De fonetische transcriptie van "tabulating" in het Internationaal Fonetisch Alfabet (IPA) is /ˈtæbjʊˌleɪtɪŋ/.
"Tabulating" kan in het Nederlands vertaald worden als "tabuleren".
"Tabulating" betekent het proces van het organiseren van gegevens in een tabelvorm. Dit wordt vaak gebruikt in statistiek en informatica om gegevens te analyseren en te presenteren. Het woord wordt zowel in geschreven als gesproken taal gebruikt, maar het komt vaker voor in formele en academische contexten, zoals rapporten, onderzoeken en presentaties.

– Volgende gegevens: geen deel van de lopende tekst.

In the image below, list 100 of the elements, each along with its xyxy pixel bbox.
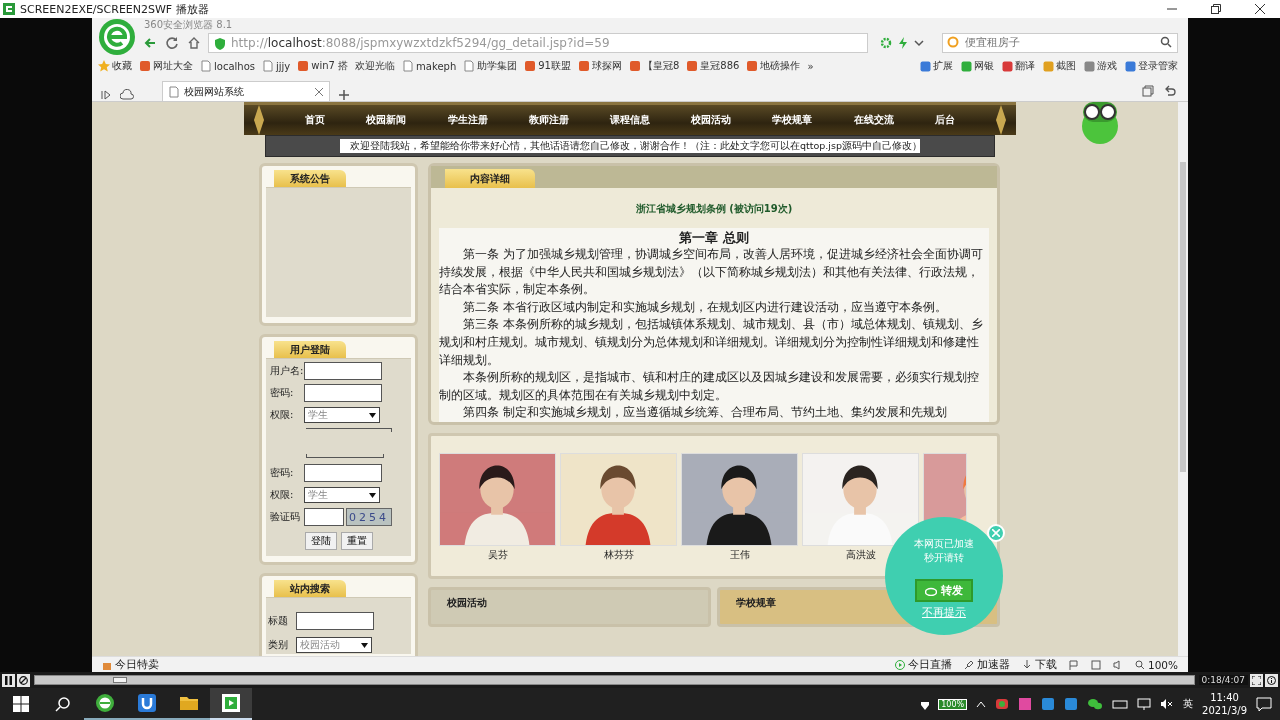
form-button[interactable]: 登陆	[304, 532, 337, 550]
toolbar-menu[interactable]: 网银	[961, 59, 994, 73]
stop-button[interactable]	[17, 673, 30, 687]
select-field[interactable]: 学生	[304, 407, 380, 423]
input-field[interactable]	[304, 508, 344, 526]
tray-app-icon[interactable]	[995, 698, 1010, 710]
panel-title: 用户登陆	[274, 341, 346, 358]
search-field[interactable]: 便宜租房子	[942, 32, 1178, 53]
pause-button[interactable]	[2, 673, 15, 687]
bookmark[interactable]: 助学集团	[463, 59, 518, 73]
weibo-icon	[925, 585, 937, 596]
bookmark[interactable]: 网址大全	[139, 59, 193, 73]
bookmark[interactable]: 皇冠886	[686, 59, 740, 73]
bookmark[interactable]: 欢迎光临	[355, 59, 396, 73]
address-field[interactable]: http://localhost:8088/jspmxywzxtdzkf5294/gg_detail.jsp?id=59	[208, 32, 868, 53]
bookmark[interactable]: 91联盟	[524, 59, 571, 73]
input-method[interactable]: 英	[1183, 697, 1194, 711]
select-field[interactable]: 学生	[304, 487, 380, 503]
muted-speaker-icon[interactable]	[1160, 698, 1175, 710]
toolbar-menu[interactable]: 翻译	[1002, 59, 1035, 73]
toolbar-menu[interactable]: 游戏	[1084, 59, 1117, 73]
pause-icon	[4, 675, 13, 685]
tray-app-icon[interactable]	[1064, 697, 1079, 711]
shield-icon	[214, 36, 226, 51]
photo-caption: 吴芬	[487, 547, 508, 562]
browser-tab[interactable]: 校园网站系统	[162, 81, 330, 101]
input-field[interactable]	[304, 384, 382, 402]
input-field[interactable]	[304, 464, 382, 482]
input-field[interactable]	[296, 612, 374, 630]
bookmark[interactable]: 地磅操作	[746, 59, 801, 73]
browser-title: 360安全浏览器 8.1	[143, 18, 234, 31]
flag-icon[interactable]	[1068, 659, 1079, 670]
status-link[interactable]: 今日特卖	[102, 657, 159, 672]
status-link[interactable]: 下载	[1021, 657, 1057, 672]
search-icon	[1160, 35, 1172, 48]
paragraph: 第二条 本省行政区域内制定和实施城乡规划，在规划区内进行建设活动，应当遵守本条例。	[462, 298, 949, 316]
home-icon	[187, 35, 201, 50]
bookmark[interactable]: win7 搭	[297, 59, 349, 73]
caret-icon[interactable]	[976, 700, 987, 708]
nav-link[interactable]: 后台	[934, 113, 955, 127]
nav-link[interactable]: 课程信息	[609, 113, 650, 127]
windows-logo-icon	[13, 696, 29, 712]
bookmark[interactable]: jjjy	[261, 60, 291, 72]
form-button[interactable]: 重置	[340, 532, 373, 550]
network-icon[interactable]	[1137, 697, 1152, 711]
nav-link[interactable]: 学生注册	[447, 113, 488, 127]
nav-link[interactable]: 校园新闻	[366, 113, 407, 127]
site-icon	[297, 60, 310, 72]
more-bookmarks-button[interactable]: »	[807, 60, 814, 72]
site-icon	[139, 60, 151, 72]
seek-thumb[interactable]	[112, 677, 127, 683]
tray-app-icon[interactable]	[1018, 697, 1033, 711]
bookmark[interactable]: 收藏	[98, 59, 132, 73]
cloud-icon[interactable]	[120, 89, 134, 101]
nav-link[interactable]: 校园活动	[691, 113, 732, 127]
chat-icon[interactable]	[1087, 697, 1104, 711]
windows-icon[interactable]	[1142, 85, 1154, 97]
input-field[interactable]	[304, 362, 382, 380]
tray-app-icon[interactable]	[1041, 697, 1056, 711]
back-icon	[143, 35, 157, 50]
status-link[interactable]: 今日直播	[894, 657, 952, 672]
nav-link[interactable]: 教师注册	[528, 113, 569, 127]
notification-icon[interactable]	[1256, 697, 1272, 711]
nav-link[interactable]: 首页	[305, 113, 326, 127]
bookmark[interactable]: makeph	[402, 60, 457, 72]
caret-icon	[369, 412, 376, 418]
caret-icon	[361, 642, 368, 648]
bookmark[interactable]: localhos	[200, 60, 255, 72]
window-icon[interactable]	[1090, 659, 1101, 670]
section-header: 校园活动	[428, 586, 711, 627]
select-field[interactable]: 校园活动	[296, 637, 372, 653]
bookmark[interactable]: 球探网	[577, 59, 622, 73]
device-icon[interactable]	[1112, 698, 1129, 710]
caret-icon	[914, 37, 924, 48]
zoom-level[interactable]: 100%	[1134, 658, 1178, 671]
toolbar-menu[interactable]: 登录管家	[1125, 59, 1178, 73]
nav-link[interactable]: 学校规章	[772, 113, 813, 127]
status-link[interactable]: 加速器	[963, 657, 1010, 672]
close-icon[interactable]	[315, 87, 323, 96]
panel-title: 内容详细	[445, 169, 535, 188]
sidebar-toggle-icon[interactable]	[100, 89, 112, 101]
toolbar-menu[interactable]: 扩展	[920, 59, 953, 73]
paragraph: 本条例所称的规划区，是指城市、镇和村庄的建成区以及因城乡建设和发展需要，必须实行规划控制的区域。规划区的具体范围在有关城乡规划中划定。	[439, 369, 981, 404]
lightning-icon	[898, 36, 908, 49]
panel-title: 系统公告	[274, 170, 346, 187]
refresh-icon	[165, 35, 179, 50]
nav-link[interactable]: 在线交流	[853, 113, 894, 127]
toolbar-menu[interactable]: 截图	[1043, 59, 1076, 73]
speaker-icon[interactable]	[1112, 659, 1123, 670]
fullscreen-button[interactable]	[1250, 673, 1263, 687]
info-button[interactable]	[1265, 673, 1278, 687]
seek-track[interactable]	[34, 675, 1195, 685]
refresh-button[interactable]	[164, 34, 180, 51]
field-label: 类别	[268, 638, 289, 652]
undo-icon[interactable]	[1164, 85, 1176, 97]
bookmark[interactable]: 【皇冠8	[628, 59, 680, 73]
taskbar-app[interactable]	[210, 688, 252, 720]
new-tab-icon[interactable]	[338, 89, 350, 101]
tool-icon	[1084, 60, 1095, 72]
rocket-icon	[963, 659, 974, 670]
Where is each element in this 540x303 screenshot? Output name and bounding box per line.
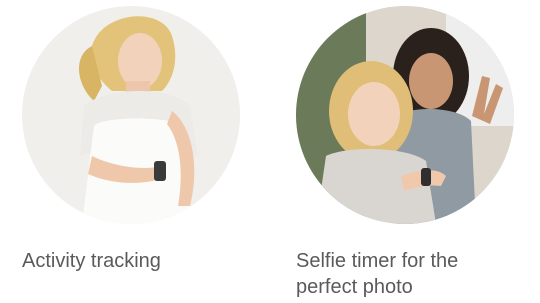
selfie-timer-caption: Selfie timer for the perfect photo — [296, 250, 459, 298]
selfie-timer-photo — [296, 6, 514, 224]
activity-tracking-photo — [22, 6, 240, 224]
feature-selfie-timer: Selfie timer for the perfect photo — [296, 6, 516, 300]
feature-activity-tracking: Activity tracking — [22, 6, 242, 274]
features-section: Activity tracking Selfie timer for the p… — [0, 0, 540, 303]
activity-tracking-caption: Activity tracking — [22, 250, 161, 272]
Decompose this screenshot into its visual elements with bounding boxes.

"De onderzoekers zijn de resultaten van het experiment aan het tabuleren."
"She spent hours tabulating the data from the survey."
"Tabulating" wordt niet veel gebruikt in idiomatische uitdrukkingen. De constructies waarin het woord voorkomt, zijn meestal letterlijk en technisch.
Echter, hier zijn enkele voorbeelden waarin "table" als basis wordt gebruikt, dat verwant is aan "tabulating":
"Laten we al onze kaarten op tafel leggen."
"She turned the tables on him."
"Zij draaide de rollen om."
"It's time to table the discussion."
"Tabulating" is afgeleid van het Latijnse woord "tabula," wat "tabel" of "plank" betekent. Het woord "tabulate" begon in de Engelse taal rond het begin van de 19e eeuw, en het heeft een technische connotatie die verband houdt met de presentatie en organisatie van gegevens.